Foreign Secretary Dominic Raab said: “Due to the increasing travel restrictions and the public health situation, we now advise against all but essential travel to China.
“We are also working urgently to finalise arrangements for an assisted departure from Hubei Province for British nationals this week and are in contact with people in Hubei to ensure they register their interest and that we can keep them updated.”
Similar advice was issued for Iran in early 2020 following a rise in tensions with the West. Due to these security concerns, the FCO advised against all travel to Iran, and air travel within the country. They also suggested that British nationals in Iran considered leaving the country immediately.

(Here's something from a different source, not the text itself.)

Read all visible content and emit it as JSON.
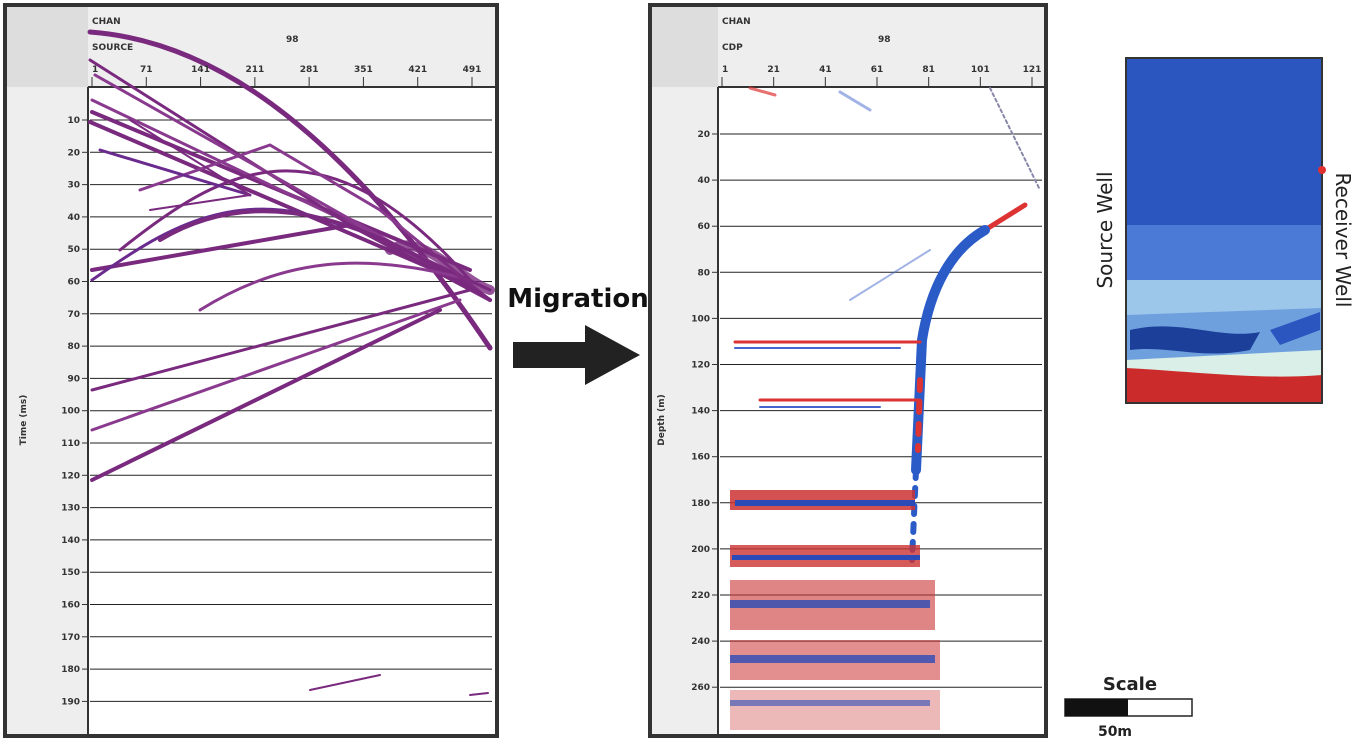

What the FCO can do to help you if you’re caught up in an overseas crisis
If you’re a British national resident or visiting a foreign country, there are several ways the FCO can help you if you’re caught up in a crisis:
- Travel updates on the FCO website and social media
- A hotline for advice (in some cases) and an information desk at a local airport
- Work with airlines and tour operators to provide information and travel updates
- Organise assisted departures (in exceptional cases) where you will be able to access transport to evacuate to a point of safety
- Deploy an expert team to support you and local embassy staff
- Offer ‘exceptional assistance measures’ in the aftermath of a serious incident, such as a terrorist attack.
Bear in mind that if you’ve ignored FCO travel advice to an affected area, they may not be able to provide you with any assistance.